Bir gün önce yağmurlu ve soğuk hava yine gidip günlük güneşlik oldu herşey.

Nasip!

Pırıl pırıl güneşin “hadi gel piknik yapalım” çağrısına uydu herkes.

Ortalık duman.

Ve hava balık kokuyor.

Gün sosyalleşme ve paylaşma kültürü günü.

Öyle de oluyor.

Hareketliliğin merkez noktasından çok uzakta dolandım durdum sahilin hamsili ortamında.

İzledim sessizce.

Herkes orada.

Bizim Fenerliler, Çağdaş Yaşamı destekleyenler, Kandillililer, Köy dernekleri, Eğitim-Sen ve onlarca dernek.

Gözlerde heyecan, sevgide coşku var.

Sanki… lüküs hayat.

Ekmek bedava, soğan bedava, helva bedava, ateş bedava, balık bedava.

Yani anlayacağınız insanlar bedavadan mutlu.

Konuştuğum merhabalaştığım herkes bu güzel bir kasım ayının sonlarına doğru ortak yaşam alanında buluşmanın keyfinde özlem giderdi.

Öyle ya, salgına karşı büyük mücadeleyi yapmak kolay mı?

Ki, bitmedi daha.

Direnmeye ve bilimin ışığında önlemlere devam.

Ezberledik değil mi, Zonguldak ve 30 büyük şehir duyurularını.

Maske, mesaje, hijyen ayrılmaz nasıl parçamız olmuştu.

Büyük piknik, bu süreçten kaçış günü de oluvermişti.

Eğlence dediğin müziksiz olur mu? Ereğli’de ne güzel ve güçlü gruplar kurulmuş öyle. Konserler verdiler amfi tiyatroda peş peşe.

Alan hareketli.

Neşeli.

En çok beğendiklerim arasında ise Belediyenin halk oyunları oldu. Neden mi? Şundan. Daha önce Diyarbakır’a Kırşehir yöresinin halk oyunlarını tanıtmaya giden Kdz. Ereğli Belediyesi’nin halk oyunları ekibi bu kez doğru noktaya geldi ve Zonguldak’ı da es geçmeden Türkiye’nin her yöresinin kültürünü tanıttı amfi tiyatroda.

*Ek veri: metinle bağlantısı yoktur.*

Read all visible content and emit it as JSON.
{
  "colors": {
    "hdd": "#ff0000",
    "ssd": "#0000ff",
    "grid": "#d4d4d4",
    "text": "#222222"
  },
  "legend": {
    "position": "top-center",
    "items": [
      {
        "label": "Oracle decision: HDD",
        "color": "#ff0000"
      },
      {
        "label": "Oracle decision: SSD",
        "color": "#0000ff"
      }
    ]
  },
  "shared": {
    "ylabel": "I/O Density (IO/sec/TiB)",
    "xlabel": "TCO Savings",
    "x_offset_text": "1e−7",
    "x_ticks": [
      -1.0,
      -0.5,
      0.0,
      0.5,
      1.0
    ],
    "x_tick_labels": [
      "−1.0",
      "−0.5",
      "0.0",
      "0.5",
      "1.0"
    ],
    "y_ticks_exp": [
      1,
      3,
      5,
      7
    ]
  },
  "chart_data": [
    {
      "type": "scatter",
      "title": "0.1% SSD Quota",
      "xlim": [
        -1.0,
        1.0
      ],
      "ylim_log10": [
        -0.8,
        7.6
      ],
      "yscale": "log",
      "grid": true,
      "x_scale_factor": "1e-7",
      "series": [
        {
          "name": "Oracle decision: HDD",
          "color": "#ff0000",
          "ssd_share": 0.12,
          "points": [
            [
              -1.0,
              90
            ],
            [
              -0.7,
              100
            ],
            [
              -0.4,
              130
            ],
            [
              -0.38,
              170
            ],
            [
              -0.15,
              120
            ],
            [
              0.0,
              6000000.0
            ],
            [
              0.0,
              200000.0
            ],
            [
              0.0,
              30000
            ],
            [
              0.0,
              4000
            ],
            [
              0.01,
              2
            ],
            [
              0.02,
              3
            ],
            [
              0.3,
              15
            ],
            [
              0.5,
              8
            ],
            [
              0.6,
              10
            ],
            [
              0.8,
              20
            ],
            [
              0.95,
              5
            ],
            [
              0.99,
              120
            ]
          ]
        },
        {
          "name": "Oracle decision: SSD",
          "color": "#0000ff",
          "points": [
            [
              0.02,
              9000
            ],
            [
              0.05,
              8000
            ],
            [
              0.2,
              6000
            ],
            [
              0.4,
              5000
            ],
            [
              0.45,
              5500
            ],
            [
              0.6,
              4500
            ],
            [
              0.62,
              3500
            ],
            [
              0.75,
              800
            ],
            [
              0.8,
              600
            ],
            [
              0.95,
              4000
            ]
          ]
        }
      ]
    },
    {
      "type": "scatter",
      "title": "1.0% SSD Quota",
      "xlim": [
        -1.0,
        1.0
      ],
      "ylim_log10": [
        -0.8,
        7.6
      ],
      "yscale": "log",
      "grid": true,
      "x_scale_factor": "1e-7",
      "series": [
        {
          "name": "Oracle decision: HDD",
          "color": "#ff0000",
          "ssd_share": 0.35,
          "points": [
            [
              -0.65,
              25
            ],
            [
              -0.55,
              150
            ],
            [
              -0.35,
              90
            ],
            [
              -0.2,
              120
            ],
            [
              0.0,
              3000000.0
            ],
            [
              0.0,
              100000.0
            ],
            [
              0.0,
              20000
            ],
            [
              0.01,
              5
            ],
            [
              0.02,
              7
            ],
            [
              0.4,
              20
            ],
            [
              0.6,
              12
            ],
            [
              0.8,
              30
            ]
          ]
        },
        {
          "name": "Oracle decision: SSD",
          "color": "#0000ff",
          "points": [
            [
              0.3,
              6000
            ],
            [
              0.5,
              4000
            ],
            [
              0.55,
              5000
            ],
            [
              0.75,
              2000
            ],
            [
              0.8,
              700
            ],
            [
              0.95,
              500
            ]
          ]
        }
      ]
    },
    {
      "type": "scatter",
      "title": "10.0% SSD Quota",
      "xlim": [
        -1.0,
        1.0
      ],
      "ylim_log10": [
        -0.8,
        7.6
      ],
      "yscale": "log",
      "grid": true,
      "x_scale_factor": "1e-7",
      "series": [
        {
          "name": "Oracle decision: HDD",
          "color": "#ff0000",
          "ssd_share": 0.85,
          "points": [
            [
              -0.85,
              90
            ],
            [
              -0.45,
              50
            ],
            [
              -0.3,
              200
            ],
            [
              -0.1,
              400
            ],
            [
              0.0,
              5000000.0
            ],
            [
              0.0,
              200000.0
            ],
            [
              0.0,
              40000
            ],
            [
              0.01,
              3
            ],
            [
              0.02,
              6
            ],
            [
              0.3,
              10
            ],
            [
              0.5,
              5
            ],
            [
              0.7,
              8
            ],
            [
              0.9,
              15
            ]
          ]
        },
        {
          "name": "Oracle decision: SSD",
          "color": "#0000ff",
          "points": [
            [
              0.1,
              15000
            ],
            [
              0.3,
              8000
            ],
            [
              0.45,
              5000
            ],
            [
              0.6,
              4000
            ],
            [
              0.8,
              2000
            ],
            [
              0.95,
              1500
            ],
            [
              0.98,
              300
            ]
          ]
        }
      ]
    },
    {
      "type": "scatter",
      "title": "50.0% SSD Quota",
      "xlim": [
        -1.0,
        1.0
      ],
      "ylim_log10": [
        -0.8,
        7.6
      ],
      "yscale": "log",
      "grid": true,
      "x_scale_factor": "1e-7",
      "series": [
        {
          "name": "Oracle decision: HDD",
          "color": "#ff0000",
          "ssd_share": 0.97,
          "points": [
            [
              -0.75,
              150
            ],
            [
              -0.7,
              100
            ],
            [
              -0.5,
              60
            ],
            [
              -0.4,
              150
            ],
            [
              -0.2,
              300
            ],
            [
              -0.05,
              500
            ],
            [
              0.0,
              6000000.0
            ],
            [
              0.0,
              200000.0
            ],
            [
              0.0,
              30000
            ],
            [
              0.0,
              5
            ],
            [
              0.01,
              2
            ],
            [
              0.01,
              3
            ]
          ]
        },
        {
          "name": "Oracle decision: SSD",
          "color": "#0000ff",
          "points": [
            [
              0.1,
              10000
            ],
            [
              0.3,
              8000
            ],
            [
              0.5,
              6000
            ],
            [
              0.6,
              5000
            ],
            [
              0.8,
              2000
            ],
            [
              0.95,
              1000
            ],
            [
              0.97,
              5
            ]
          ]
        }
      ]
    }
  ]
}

Nedense en sona bırakılan Turkuaz Kültür ve Sanat topluluğumuz. Ereğli türküleri de söyledi Cihangir Bilgin ve arkadaşları.

“Elli elli yüz biz Ereğlülüyüz” bile dedi.

Budur işte.

Ereğli’de eğlence yapacaksın ve yöre kültürünü tanıtmayacaksın.

Olur mu?

Olmaz!

Ki, genel eğlencenin farklı bir etkinliği Roman vatandaşlarımızdı. İyi ki onlar var. Sahil bandının değişik noktalarında yerel türküler ile coşturdular insanları. O küçük gibi gözüken öbeklerde ne de güzel göbekler atıldı.

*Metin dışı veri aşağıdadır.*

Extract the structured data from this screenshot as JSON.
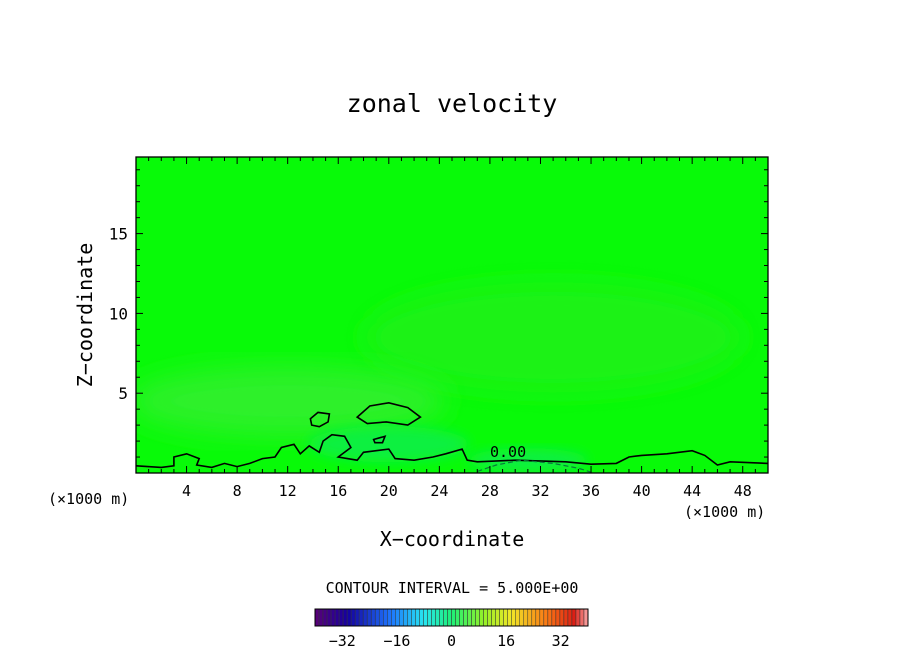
{
  "chart_data": {
    "type": "heatmap",
    "title": "zonal velocity",
    "xlabel": "X−coordinate",
    "ylabel": "Z−coordinate",
    "x_unit": "(×1000 m)",
    "xlim": [
      0,
      50
    ],
    "ylim": [
      0,
      19.8
    ],
    "x_ticks": [
      4,
      8,
      12,
      16,
      20,
      24,
      28,
      32,
      36,
      40,
      44,
      48
    ],
    "y_ticks": [
      5,
      10,
      15
    ],
    "contour_label": "0.00",
    "contour_interval_text": "CONTOUR INTERVAL = 5.000E+00",
    "colorbar": {
      "range": [
        -40,
        40
      ],
      "ticks": [
        -32,
        -16,
        0,
        16,
        32
      ],
      "tick_labels": [
        "−32",
        "−16",
        "0",
        "16",
        "32"
      ]
    },
    "field_colors": {
      "background": "#08fa08",
      "weak_positive": "#2ef02c",
      "weak_negative": "#0ef040",
      "upper_positive": "#1cf214"
    },
    "zero_contour": [
      [
        0,
        0.45
      ],
      [
        2,
        0.35
      ],
      [
        3,
        0.45
      ],
      [
        3,
        1.0
      ],
      [
        4,
        1.2
      ],
      [
        5,
        0.9
      ],
      [
        4.8,
        0.5
      ],
      [
        6,
        0.35
      ],
      [
        7,
        0.6
      ],
      [
        8,
        0.4
      ],
      [
        9,
        0.6
      ],
      [
        10,
        0.9
      ],
      [
        11,
        1.0
      ],
      [
        11.5,
        1.6
      ],
      [
        12.5,
        1.8
      ],
      [
        13,
        1.2
      ],
      [
        13.7,
        1.7
      ],
      [
        14.5,
        1.3
      ],
      [
        14.8,
        2.0
      ],
      [
        15.5,
        2.4
      ],
      [
        16.5,
        2.3
      ],
      [
        17,
        1.6
      ],
      [
        16,
        1.0
      ],
      [
        17.5,
        0.8
      ],
      [
        18,
        1.3
      ],
      [
        20,
        1.5
      ],
      [
        20.5,
        0.9
      ],
      [
        22,
        0.8
      ],
      [
        23.5,
        1.0
      ],
      [
        24.5,
        1.2
      ],
      [
        25.8,
        1.5
      ],
      [
        26.2,
        0.8
      ],
      [
        27,
        0.7
      ],
      [
        30,
        0.8
      ],
      [
        34,
        0.7
      ],
      [
        36,
        0.55
      ],
      [
        38,
        0.6
      ],
      [
        39,
        1.0
      ],
      [
        40,
        1.1
      ],
      [
        42,
        1.2
      ],
      [
        44,
        1.4
      ],
      [
        45,
        1.1
      ],
      [
        46,
        0.5
      ],
      [
        47,
        0.7
      ],
      [
        50,
        0.6
      ]
    ],
    "contour_islands": [
      [
        [
          13.8,
          3.4
        ],
        [
          14.4,
          3.8
        ],
        [
          15.3,
          3.7
        ],
        [
          15.2,
          3.2
        ],
        [
          14.5,
          2.9
        ],
        [
          13.9,
          3.0
        ]
      ],
      [
        [
          17.5,
          3.5
        ],
        [
          18.5,
          4.2
        ],
        [
          20.0,
          4.4
        ],
        [
          21.5,
          4.1
        ],
        [
          22.5,
          3.5
        ],
        [
          21.5,
          3.0
        ],
        [
          19.8,
          3.2
        ],
        [
          18.3,
          3.1
        ]
      ],
      [
        [
          18.8,
          2.1
        ],
        [
          19.7,
          2.3
        ],
        [
          19.5,
          1.9
        ],
        [
          18.9,
          1.9
        ]
      ]
    ],
    "negative_contour": [
      [
        27,
        0.1
      ],
      [
        28.5,
        0.5
      ],
      [
        30.5,
        0.8
      ],
      [
        33,
        0.6
      ],
      [
        35,
        0.3
      ],
      [
        36,
        0.05
      ]
    ]
  }
}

Sonuçta amaç sosyalleşme değil mi?

Romanlar bu amacın en önemli parçası.

Ah biraz daha fırsat bulsalar.

Kim bilir neler yaparlar, yaparlar.

Bir şenlik daha böyle geçti.

Eeee emeği geçenleri de kutlamalı hani. Özellikle de belediyenin o isimsiz kahramanlarını.